27 Oct La (no) historia de mi máquina de escribir
La historia de mi máquina de escribir arranca en septiembre de 2018. Por aquel entonces estaba internado, con ambas manos vendadas y quemadas.
Uno de los fisioterapeutas me hablaba de la recuperación.
—Si los doctores ven óptimo sacarte los vendajes en las próximas operaciones, vamos a comenzar a trabajar la motricidad de tus dedos. ¿A qué me dijiste que te dedicabas?
—Soy escritor —le respondí.
—Buenísimo. Vamos a ver si te consigo una máquina de escribir así practicás. Creo que hay una en algún armario del hospital.
—¿Una máquina de escribir? ¿En serio? —pregunté abriendo los ojos ilusionados.
Aunque había tocado unas cuantas, jamás había tenido una para mí.
El tiempo pasó; finalmente mis manos fueron liberadas de las vendas el día que me dieron el alta, pero nunca vi la máquina de escribir.
Hasta mi cumpleaños de ese año, cuando Paloma me sorprendió con una.
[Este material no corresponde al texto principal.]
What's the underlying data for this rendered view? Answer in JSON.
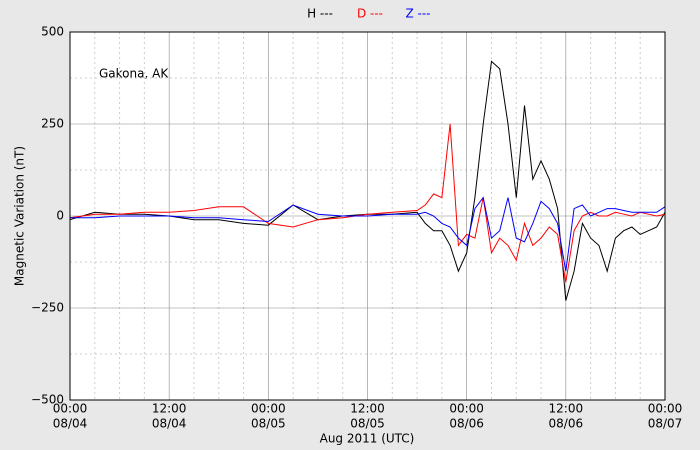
{
  "chart_data": {
    "type": "line",
    "annotation": "Gakona, AK",
    "xlabel": "Aug 2011 (UTC)",
    "ylabel": "Magnetic Variation (nT)",
    "x": [
      "2011-08-04T00:00",
      "2011-08-04T03:00",
      "2011-08-04T06:00",
      "2011-08-04T09:00",
      "2011-08-04T12:00",
      "2011-08-04T15:00",
      "2011-08-04T18:00",
      "2011-08-04T21:00",
      "2011-08-05T00:00",
      "2011-08-05T03:00",
      "2011-08-05T06:00",
      "2011-08-05T09:00",
      "2011-08-05T12:00",
      "2011-08-05T15:00",
      "2011-08-05T18:00",
      "2011-08-05T19:00",
      "2011-08-05T20:00",
      "2011-08-05T21:00",
      "2011-08-05T22:00",
      "2011-08-05T23:00",
      "2011-08-06T00:00",
      "2011-08-06T01:00",
      "2011-08-06T02:00",
      "2011-08-06T03:00",
      "2011-08-06T04:00",
      "2011-08-06T05:00",
      "2011-08-06T06:00",
      "2011-08-06T07:00",
      "2011-08-06T08:00",
      "2011-08-06T09:00",
      "2011-08-06T10:00",
      "2011-08-06T11:00",
      "2011-08-06T12:00",
      "2011-08-06T13:00",
      "2011-08-06T14:00",
      "2011-08-06T15:00",
      "2011-08-06T16:00",
      "2011-08-06T17:00",
      "2011-08-06T18:00",
      "2011-08-06T19:00",
      "2011-08-06T20:00",
      "2011-08-06T21:00",
      "2011-08-06T22:00",
      "2011-08-06T23:00",
      "2011-08-07T00:00"
    ],
    "series": [
      {
        "name": "H ---",
        "color": "#000000",
        "values": [
          -10,
          10,
          5,
          5,
          0,
          -10,
          -10,
          -20,
          -25,
          30,
          -10,
          0,
          5,
          5,
          10,
          -20,
          -40,
          -40,
          -80,
          -150,
          -100,
          50,
          250,
          420,
          400,
          250,
          50,
          300,
          100,
          150,
          100,
          20,
          -230,
          -150,
          -20,
          -60,
          -80,
          -150,
          -60,
          -40,
          -30,
          -50,
          -40,
          -30,
          10
        ]
      },
      {
        "name": "D ---",
        "color": "#ff0000",
        "values": [
          -5,
          5,
          5,
          10,
          10,
          15,
          25,
          25,
          -20,
          -30,
          -10,
          -5,
          5,
          10,
          15,
          30,
          60,
          50,
          250,
          -80,
          -50,
          -60,
          50,
          -100,
          -60,
          -80,
          -120,
          -20,
          -80,
          -60,
          -30,
          -50,
          -180,
          -40,
          0,
          10,
          0,
          0,
          10,
          5,
          0,
          10,
          5,
          0,
          5
        ]
      },
      {
        "name": "Z ---",
        "color": "#0000ff",
        "values": [
          -5,
          -5,
          0,
          0,
          0,
          -5,
          -5,
          -10,
          -15,
          30,
          5,
          0,
          0,
          5,
          5,
          10,
          0,
          -20,
          -30,
          -60,
          -80,
          20,
          50,
          -60,
          -40,
          50,
          -60,
          -70,
          -20,
          40,
          20,
          -20,
          -150,
          20,
          30,
          0,
          10,
          20,
          20,
          15,
          10,
          10,
          10,
          10,
          25
        ]
      }
    ],
    "xlim": [
      "2011-08-04T00:00",
      "2011-08-07T00:00"
    ],
    "xticks": [
      {
        "value": "2011-08-04T00:00",
        "label": [
          "00:00",
          "08/04"
        ]
      },
      {
        "value": "2011-08-04T12:00",
        "label": [
          "12:00",
          "08/04"
        ]
      },
      {
        "value": "2011-08-05T00:00",
        "label": [
          "00:00",
          "08/05"
        ]
      },
      {
        "value": "2011-08-05T12:00",
        "label": [
          "12:00",
          "08/05"
        ]
      },
      {
        "value": "2011-08-06T00:00",
        "label": [
          "00:00",
          "08/06"
        ]
      },
      {
        "value": "2011-08-06T12:00",
        "label": [
          "12:00",
          "08/06"
        ]
      },
      {
        "value": "2011-08-07T00:00",
        "label": [
          "00:00",
          "08/07"
        ]
      }
    ],
    "xminorticks": [
      "2011-08-04T03:00",
      "2011-08-04T06:00",
      "2011-08-04T09:00",
      "2011-08-04T15:00",
      "2011-08-04T18:00",
      "2011-08-04T21:00",
      "2011-08-05T03:00",
      "2011-08-05T06:00",
      "2011-08-05T09:00",
      "2011-08-05T15:00",
      "2011-08-05T18:00",
      "2011-08-05T21:00",
      "2011-08-06T03:00",
      "2011-08-06T06:00",
      "2011-08-06T09:00",
      "2011-08-06T15:00",
      "2011-08-06T18:00",
      "2011-08-06T21:00"
    ],
    "ylim": [
      -500,
      500
    ],
    "yticks": [
      500,
      250,
      0,
      {
        "value": -250,
        "label": "−250"
      },
      {
        "value": -500,
        "label": "−500"
      }
    ],
    "yminorticks": [
      375,
      125,
      -125,
      -375
    ],
    "grid": true
  }
}
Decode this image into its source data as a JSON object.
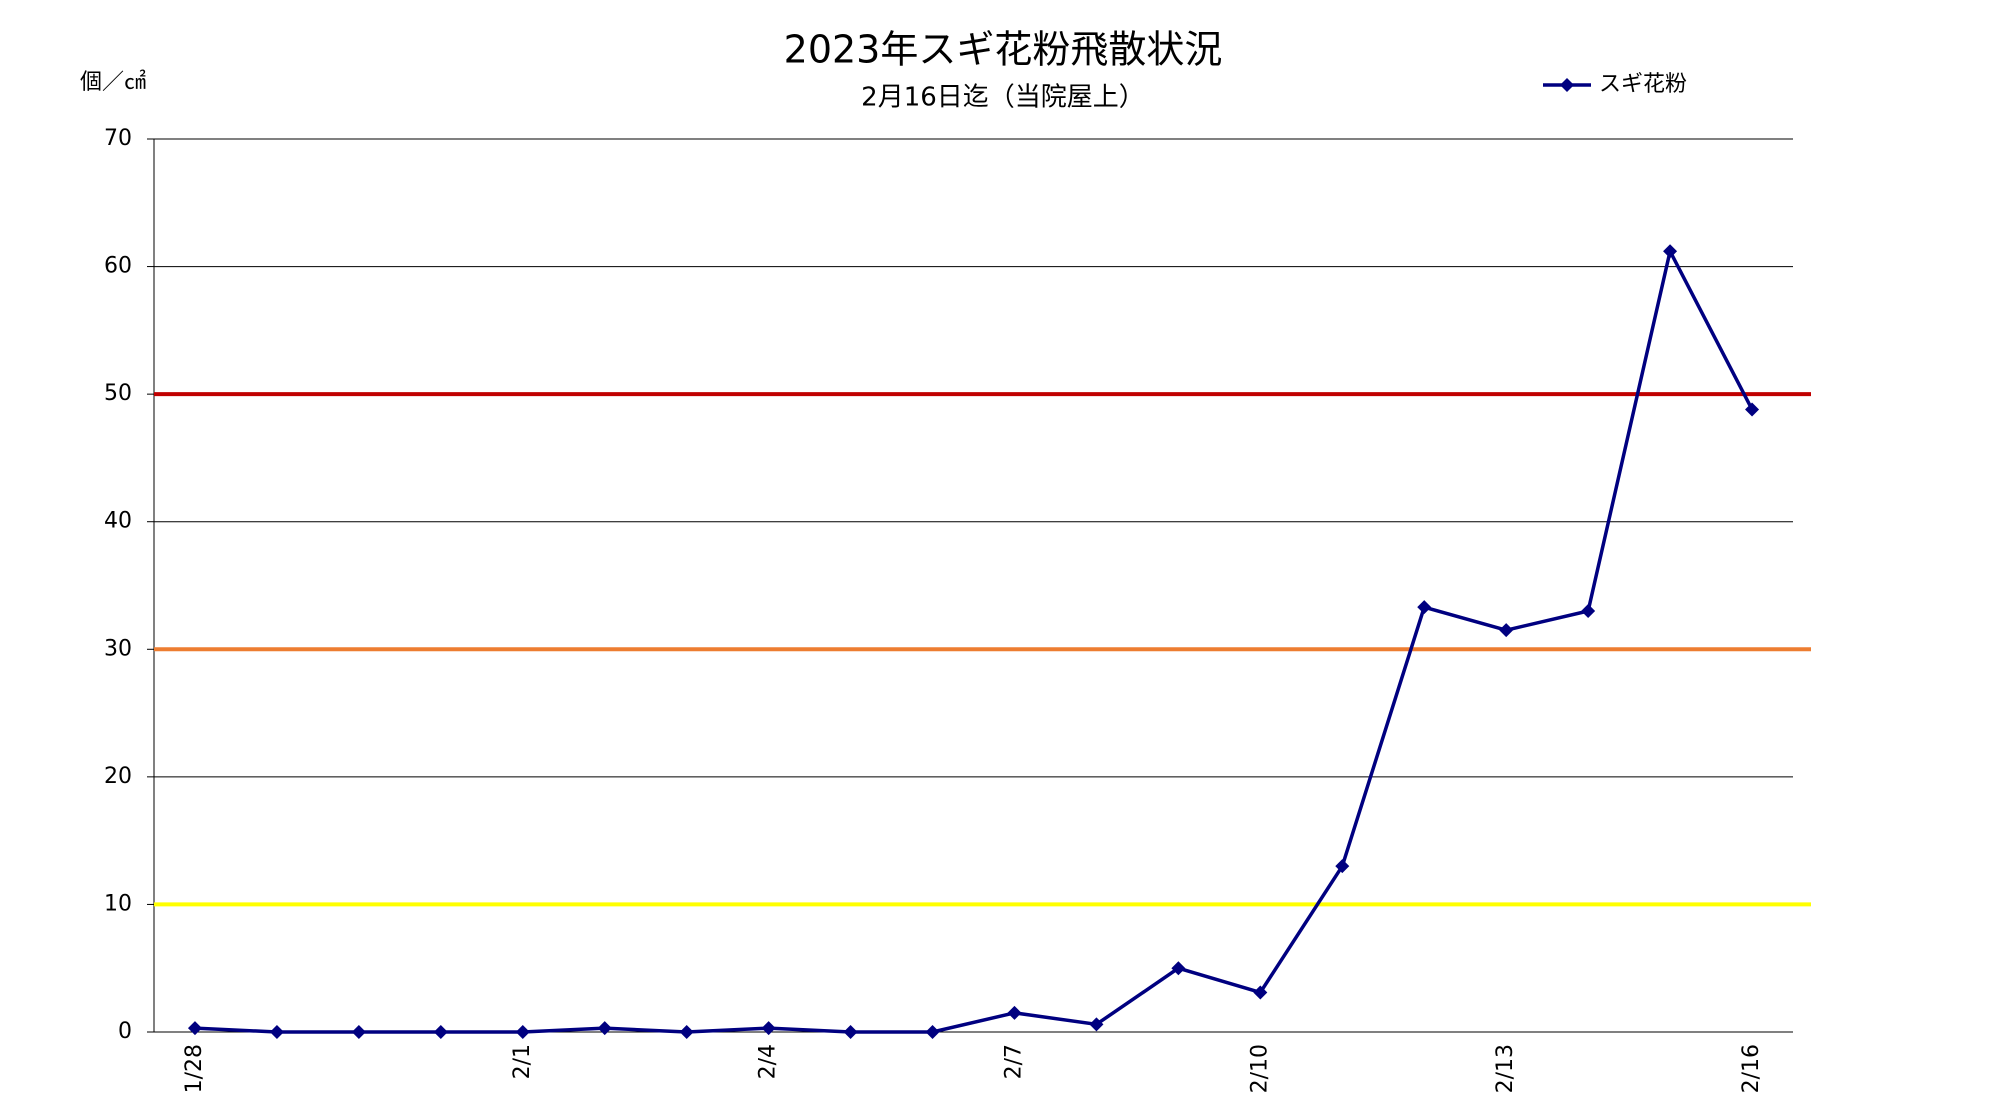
{
  "chart_data": {
    "type": "line",
    "title": "2023年スギ花粉飛散状況",
    "subtitle": "2月16日迄（当院屋上）",
    "y_label": "個／㎠",
    "categories": [
      "1/28",
      null,
      null,
      null,
      "2/1",
      null,
      null,
      "2/4",
      null,
      null,
      "2/7",
      null,
      null,
      "2/10",
      null,
      null,
      "2/13",
      null,
      null,
      "2/16"
    ],
    "series": [
      {
        "name": "スギ花粉",
        "color": "#000080",
        "values": [
          0.3,
          0,
          0,
          0,
          0,
          0.3,
          0,
          0.3,
          0,
          0,
          1.5,
          0.6,
          5,
          3.1,
          13,
          33.3,
          31.5,
          33,
          61.2,
          48.8
        ]
      }
    ],
    "reference_lines": [
      {
        "value": 10,
        "color": "#ffff00"
      },
      {
        "value": 30,
        "color": "#ed7d31"
      },
      {
        "value": 50,
        "color": "#c00000"
      }
    ],
    "ylim": [
      0,
      70
    ],
    "yticks": [
      0,
      10,
      20,
      30,
      40,
      50,
      60,
      70
    ],
    "grid": true,
    "legend": "top-right"
  }
}
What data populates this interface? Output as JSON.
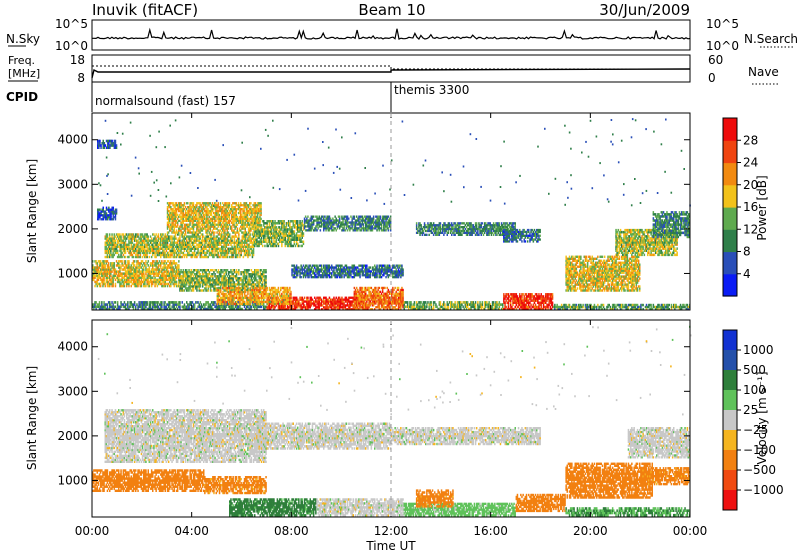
{
  "header": {
    "station": "Inuvik (fitACF)",
    "beam": "Beam 10",
    "date": "30/Jun/2009"
  },
  "top_panels": {
    "nsky_label": "N.Sky",
    "nsky_ticks": [
      "10^5",
      "10^0"
    ],
    "nsearch_label": "N.Search",
    "nsearch_ticks": [
      "10^5",
      "10^0"
    ],
    "freq_label_line1": "Freq.",
    "freq_label_line2": "[MHz]",
    "freq_ticks": [
      "18",
      "8"
    ],
    "nave_label": "Nave",
    "nave_ticks": [
      "60",
      "0"
    ],
    "cpid_label": "CPID",
    "cpid_modes": [
      {
        "name": "normalsound (fast) 157",
        "start_hour": 0
      },
      {
        "name": "themis 3300",
        "start_hour": 12
      }
    ]
  },
  "colors": {
    "power_scale": [
      "#0a1cf5",
      "#2a4fb8",
      "#2f7f4a",
      "#5faa4f",
      "#f2c21b",
      "#f28a10",
      "#f04410",
      "#ee0a0a"
    ],
    "velocity_scale": [
      "#1232d2",
      "#2450aa",
      "#2e7f3b",
      "#5fc25a",
      "#c8c8c8",
      "#f5b520",
      "#f28010",
      "#f04a10",
      "#ee1010"
    ]
  },
  "chart_data": [
    {
      "type": "heatmap",
      "name": "power",
      "xlabel": "",
      "ylabel": "Slant Range [km]",
      "xlim": [
        0,
        24
      ],
      "ylim": [
        180,
        4600
      ],
      "x_ticks": [
        "00:00",
        "04:00",
        "08:00",
        "12:00",
        "16:00",
        "20:00",
        "00:00"
      ],
      "y_ticks": [
        1000,
        2000,
        3000,
        4000
      ],
      "colorbar_label": "Power [dB]",
      "colorbar_ticks": [
        "4",
        "8",
        "12",
        "16",
        "20",
        "24",
        "28"
      ],
      "colorbar_range": [
        0,
        30
      ],
      "bands": [
        {
          "t0": 0.0,
          "t1": 7.0,
          "r0": 180,
          "r1": 380,
          "v": 10
        },
        {
          "t0": 7.0,
          "t1": 11.0,
          "r0": 180,
          "r1": 480,
          "v": 28
        },
        {
          "t0": 10.5,
          "t1": 12.5,
          "r0": 180,
          "r1": 700,
          "v": 24
        },
        {
          "t0": 12.5,
          "t1": 16.5,
          "r0": 180,
          "r1": 380,
          "v": 14
        },
        {
          "t0": 16.5,
          "t1": 18.5,
          "r0": 180,
          "r1": 560,
          "v": 28
        },
        {
          "t0": 18.5,
          "t1": 24.0,
          "r0": 180,
          "r1": 320,
          "v": 12
        },
        {
          "t0": 0.0,
          "t1": 3.5,
          "r0": 700,
          "r1": 1300,
          "v": 18
        },
        {
          "t0": 3.5,
          "t1": 7.0,
          "r0": 600,
          "r1": 1100,
          "v": 14
        },
        {
          "t0": 5.0,
          "t1": 8.0,
          "r0": 300,
          "r1": 700,
          "v": 20
        },
        {
          "t0": 0.5,
          "t1": 6.5,
          "r0": 1350,
          "r1": 1900,
          "v": 16
        },
        {
          "t0": 3.0,
          "t1": 6.8,
          "r0": 1900,
          "r1": 2600,
          "v": 18
        },
        {
          "t0": 6.5,
          "t1": 8.5,
          "r0": 1600,
          "r1": 2200,
          "v": 14
        },
        {
          "t0": 8.5,
          "t1": 12.0,
          "r0": 1950,
          "r1": 2300,
          "v": 10
        },
        {
          "t0": 13.0,
          "t1": 17.0,
          "r0": 1850,
          "r1": 2150,
          "v": 10
        },
        {
          "t0": 16.5,
          "t1": 18.0,
          "r0": 1700,
          "r1": 2000,
          "v": 8
        },
        {
          "t0": 19.0,
          "t1": 22.0,
          "r0": 600,
          "r1": 1400,
          "v": 18
        },
        {
          "t0": 21.0,
          "t1": 23.5,
          "r0": 1400,
          "r1": 2000,
          "v": 16
        },
        {
          "t0": 22.5,
          "t1": 24.0,
          "r0": 1800,
          "r1": 2400,
          "v": 10
        },
        {
          "t0": 0.2,
          "t1": 1.0,
          "r0": 2200,
          "r1": 2500,
          "v": 6
        },
        {
          "t0": 0.2,
          "t1": 1.0,
          "r0": 3800,
          "r1": 4000,
          "v": 6
        },
        {
          "t0": 8.0,
          "t1": 12.5,
          "r0": 900,
          "r1": 1200,
          "v": 8
        }
      ]
    },
    {
      "type": "heatmap",
      "name": "velocity",
      "xlabel": "Time UT",
      "ylabel": "Slant Range [km]",
      "xlim": [
        0,
        24
      ],
      "ylim": [
        180,
        4600
      ],
      "x_ticks": [
        "00:00",
        "04:00",
        "08:00",
        "12:00",
        "16:00",
        "20:00",
        "00:00"
      ],
      "y_ticks": [
        1000,
        2000,
        3000,
        4000
      ],
      "colorbar_label": "Velocity [m s⁻¹]",
      "colorbar_ticks": [
        "1000",
        "500",
        "100",
        "25",
        "−25",
        "−100",
        "−500",
        "−1000"
      ],
      "bands": [
        {
          "t0": 0.0,
          "t1": 4.5,
          "r0": 750,
          "r1": 1250,
          "v": -300
        },
        {
          "t0": 4.5,
          "t1": 7.0,
          "r0": 700,
          "r1": 1100,
          "v": -150
        },
        {
          "t0": 0.5,
          "t1": 7.0,
          "r0": 1400,
          "r1": 2600,
          "v": 0
        },
        {
          "t0": 6.5,
          "t1": 12.0,
          "r0": 1700,
          "r1": 2300,
          "v": 0
        },
        {
          "t0": 12.0,
          "t1": 18.0,
          "r0": 1800,
          "r1": 2200,
          "v": 0
        },
        {
          "t0": 5.5,
          "t1": 9.0,
          "r0": 200,
          "r1": 600,
          "v": 150
        },
        {
          "t0": 9.0,
          "t1": 12.5,
          "r0": 200,
          "r1": 600,
          "v": 0
        },
        {
          "t0": 12.5,
          "t1": 17.0,
          "r0": 200,
          "r1": 500,
          "v": 50
        },
        {
          "t0": 13.0,
          "t1": 14.5,
          "r0": 400,
          "r1": 800,
          "v": -150
        },
        {
          "t0": 17.0,
          "t1": 19.0,
          "r0": 300,
          "r1": 700,
          "v": -200
        },
        {
          "t0": 19.0,
          "t1": 22.5,
          "r0": 600,
          "r1": 1400,
          "v": -300
        },
        {
          "t0": 22.0,
          "t1": 24.0,
          "r0": 900,
          "r1": 1300,
          "v": -150
        },
        {
          "t0": 19.0,
          "t1": 24.0,
          "r0": 200,
          "r1": 400,
          "v": 100
        },
        {
          "t0": 21.5,
          "t1": 24.0,
          "r0": 1500,
          "r1": 2200,
          "v": 0
        }
      ]
    }
  ]
}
—Vi cómo te entusiasmaste esa vez que hablaste con el fisio. La idea estuvo en mi cabeza desde hace rato —me decía mientras yo tecleaba con mis dedos torpes y duros—. No sabía bien dónde conseguir una, pero al final encontré ésta en venta en Facebook. El problema era cómo comprarla y que no lo notaras.
Entonces me contó todo su plan. Fue en el día de la madre, donde usualmente cada uno va a visitar a la suya. Llovía a cántaros ese domingo. Con mi suegro, la compraron online y viajaron a buscarla, mientras Paloma me escribía para chequear que aún no estuviera volviendo a casa.
La máquina estuvo escondida durante mes y medio en su maletín portátil y yo no me enteré.
Una Olivetti Studio 44. Color verde. Las primeras se fabricaron en 1952. Por supuesto, es usada, pero estaba tan reluciente que parecía que no había sido tecleada en mucho tiempo.
Paloma se encargó de ponerle cinta para que estuviera operativa.
Me encantaba tenerla ahí, en mi escritorio, escribir frases o anotaciones, sacarle fotos. Pero realmente nunca escribí algo en ella: ni un guion, ni un cuento corto, nada.
Hace poco leí precisamente un pequeño relato de Paul Auster, llamado “Historia de mi máquina de escribir”, donde cuenta cómo la compró sin ganas (ya que prefería escribir en cuadernos) y cómo terminó usándola durante toda su carrera. La máquina lo acompañó en muchos momentos de su vida. Escribió en ella la mayoría de sus novelas y hasta tuvo que stockearse de cintas, ya que estaban dejando de fabricarlas. Sus amigos le decían que se pasara a una computadora, pero él quería resistir todo lo posible.
Cuando terminé el relato me puse a pensar en mi máquina. Mi hermosa y bella Olivetti Studio 44, que me recuerda a mi esposa. Ella es la testigo silenciosa de mi estudio.
Quizás no escribí ningún guion ni historia, ningún relato ni cuento, pero ella estaba ahí. Siempre sobre mi escritorio, viendo cómo mis dedos teclean sobre la PC.
Y es que soy de otra generación, la que sabe cuán fácil es el Word y su opción de borrar.
Creo que había que tener mucha calidad y experiencia para escribir en esas máquinas: volcar las ideas en el papel sin la opción del borrado rápido. Eso era tener valentía.
El clic, clak, clic, clak y el chiiiin del final de párrafo. Tirar de la palanca de interlínea, ir al siguiente. Terminar una hoja, poner la otra, chequear la cinta, levantar el atril. Y lo más hermoso: no había internet, no había un mundo de distracciones a tu alcance.
Eran el escritor y la máquina. Nada más. Dos figuras bailando al compás de la narrativa.
Una historia de amor de las que ya no se encuentran.